The first step toward tackling debt is to get a good overview of your household expenses and make a budget. There are a number of ways to track financials, including the zero-based budget. In this budget, you start your monthly income and subtract all expenses from it until you get to zero. This allows you to see where every dollar is being spent. There are also a number of steps you can take to limit your budget so you can apply additional cash flow to your debt, including cutting household costs, applying various repayment techniques (like a debt avalanche), and looking out for alternative cash avenues.

Once you’ve created a budget, decide if you can afford your household expenses without additional cash flow. Experts are currently advising that as long as you’re able to pay for groceries, bills, and repairs that need taking care of, then using your tax refund and stimulus check to pay down debt, especially high-interest loans, is a good financial decision.

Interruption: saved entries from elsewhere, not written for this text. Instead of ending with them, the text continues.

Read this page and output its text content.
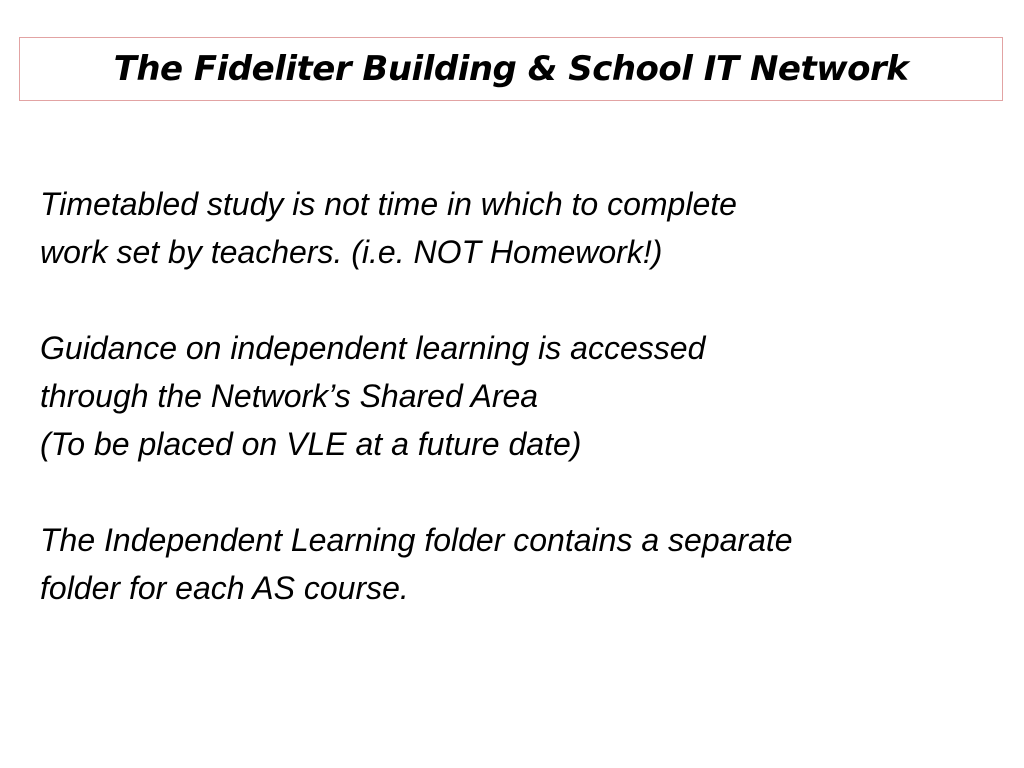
The Fideliter Building & School IT Network

Timetabled study is not time in which to complete
work set by teachers. (i.e. NOT Homework!)

Guidance on independent learning is accessed
through the Network’s Shared Area
(To be placed on VLE at a future date)

The Independent Learning folder contains a separate
folder for each AS course.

But if you’re struggling with staying afloat and finding that you just don’t have the finances to tackle surmounting credit card debt or personal loan debt, consider meeting with a professional credit counselor and looking into a debt management plan. Credit counselors will work with you and your credit card companies to consolidate your unsecured debt, lower your interest rate, and secure affordable monthly payments you can pay off in three to five years.

In the long run, seeking help through a debt management plan or applying additional cash flows to pay off debt will help you toward becoming more stable as you prioritize your financial health and work toward alleviating your fiscal burdens.